4. Take back our streets. The perception of Albany as an unsafe city must be changed if we are to attract new residents to the city and to make Albany a destination place. To that end, cooperation between all levels of law enforcement - city, county, state, and federal - must be encouraged. I have proposed that a Task Force be created that will promote such cooperation. Community leaders and residents must also be included on this Task Force if we are going to succeed in making Albany a safe and desirable place in which to live and/or visit.
5. Albany Neighborhoods. Albany is a "City of neighborhoods." The health of each and every neighborhood directly affects the health of the whole City. When one neighborhood starts to decline, the adjacent neighborhoods will soon follow. This vicious cycle must be stopped. To that end, I would like to see an Albany Housing Construction Authority created by New York State to provide and/or find funding for rebuilding our neighborhoods. A convention center is nice, and if a private company wants to build one in Albany, I have no objections to it, but I have yet to meet anyone who told me that they chose to live where they do because of their proximity to a convention center. The way to revitalizing our city rests with revitalizing our neighborhoods and making them attractive to prospective homebuyers.
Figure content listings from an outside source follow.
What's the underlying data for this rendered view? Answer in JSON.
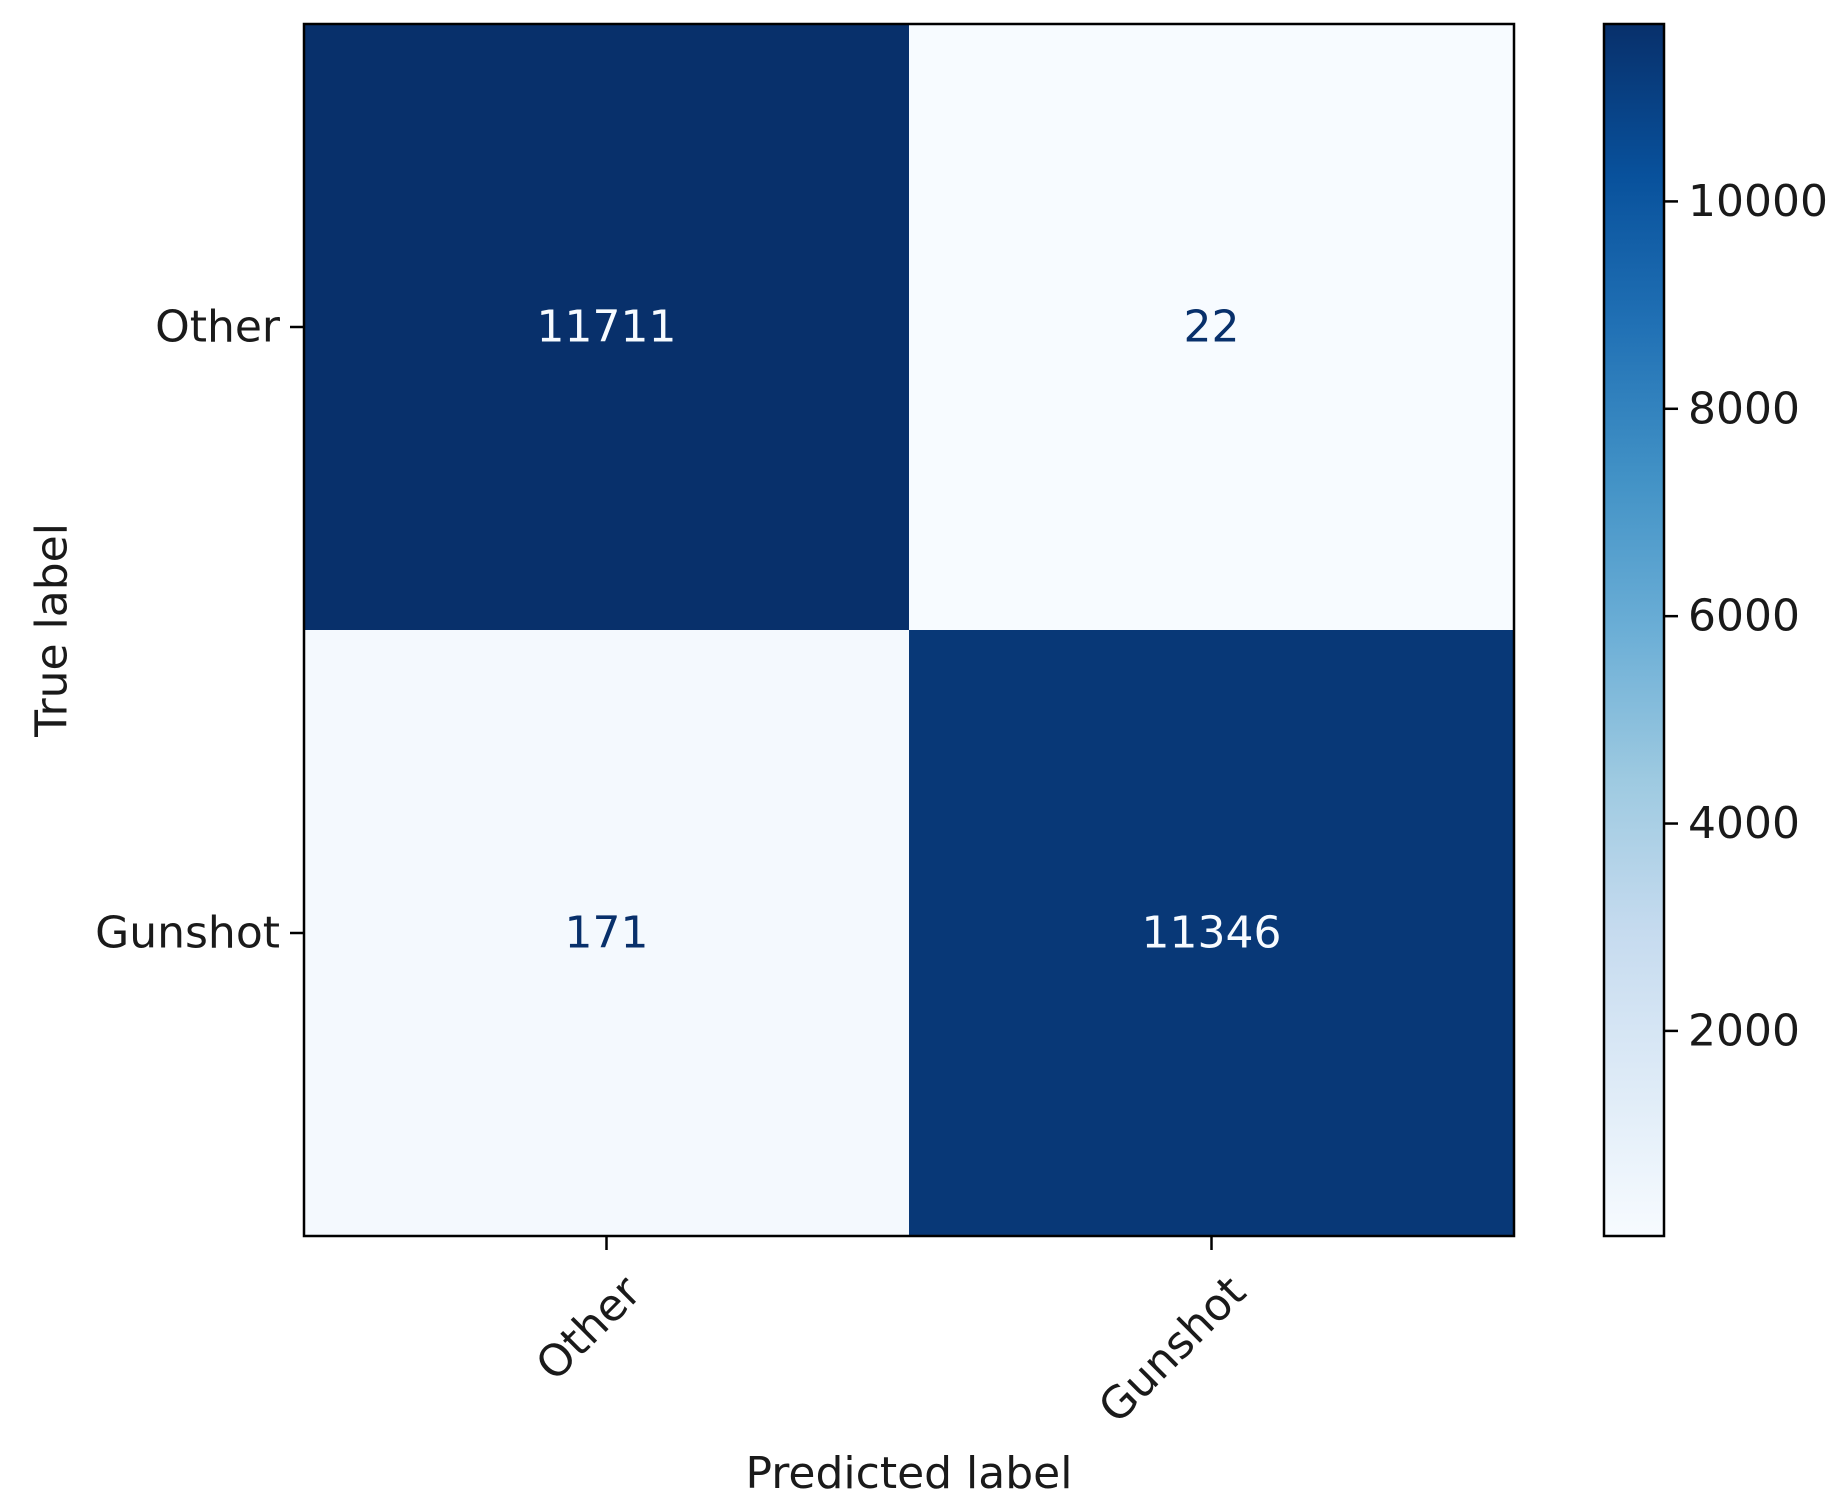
{
  "chart_data": {
    "type": "heatmap",
    "title": "",
    "xlabel": "Predicted label",
    "ylabel": "True label",
    "x_categories": [
      "Other",
      "Gunshot"
    ],
    "y_categories": [
      "Other",
      "Gunshot"
    ],
    "matrix": [
      [
        11711,
        22
      ],
      [
        171,
        11346
      ]
    ],
    "colormap": "Blues",
    "color_range": [
      22,
      11711
    ],
    "colorbar_ticks": [
      "2000",
      "4000",
      "6000",
      "8000",
      "10000"
    ],
    "colors": {
      "dark": "#08306b",
      "light": "#f7fbff",
      "text_on_dark": "#f7fbff",
      "text_on_light": "#08306b"
    }
  }
}
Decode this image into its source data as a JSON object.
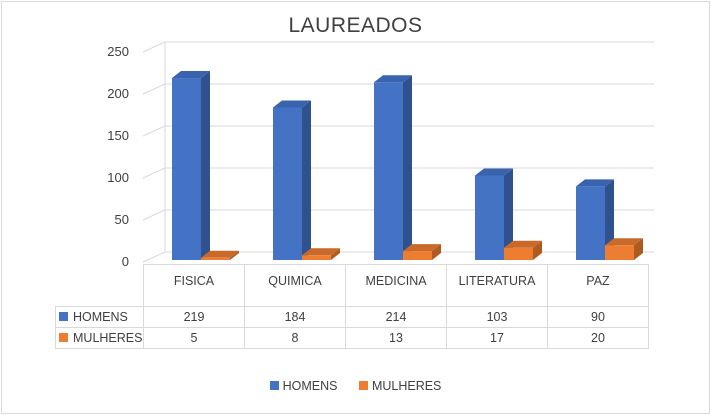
{
  "chart_data": {
    "type": "bar",
    "title": "LAUREADOS",
    "categories": [
      "FISICA",
      "QUIMICA",
      "MEDICINA",
      "LITERATURA",
      "PAZ"
    ],
    "series": [
      {
        "name": "HOMENS",
        "values": [
          219,
          184,
          214,
          103,
          90
        ],
        "color": "#4472c4"
      },
      {
        "name": "MULHERES",
        "values": [
          5,
          8,
          13,
          17,
          20
        ],
        "color": "#ed7d31"
      }
    ],
    "ylim": [
      0,
      250
    ],
    "yticks": [
      "0",
      "50",
      "100",
      "150",
      "200",
      "250"
    ],
    "grid": true,
    "legend": "bottom",
    "data_table": true
  }
}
Albany, the Capital City of the State of New York, is walking a tightrope between becoming a City of the Future, or a City which has already seen its future come and go. By using a Common Sense approach for revitalizing the City, Albany will become a City of the Future. It will take hard work, sacrifice, and a vision to see the whole process through to the end, but it can happen. All we have to do is use Common Sense when making our investment choices and self-restraint when it comes to borrowing for today and paying for it later. Let us build on our past to make Albany a city for the new century.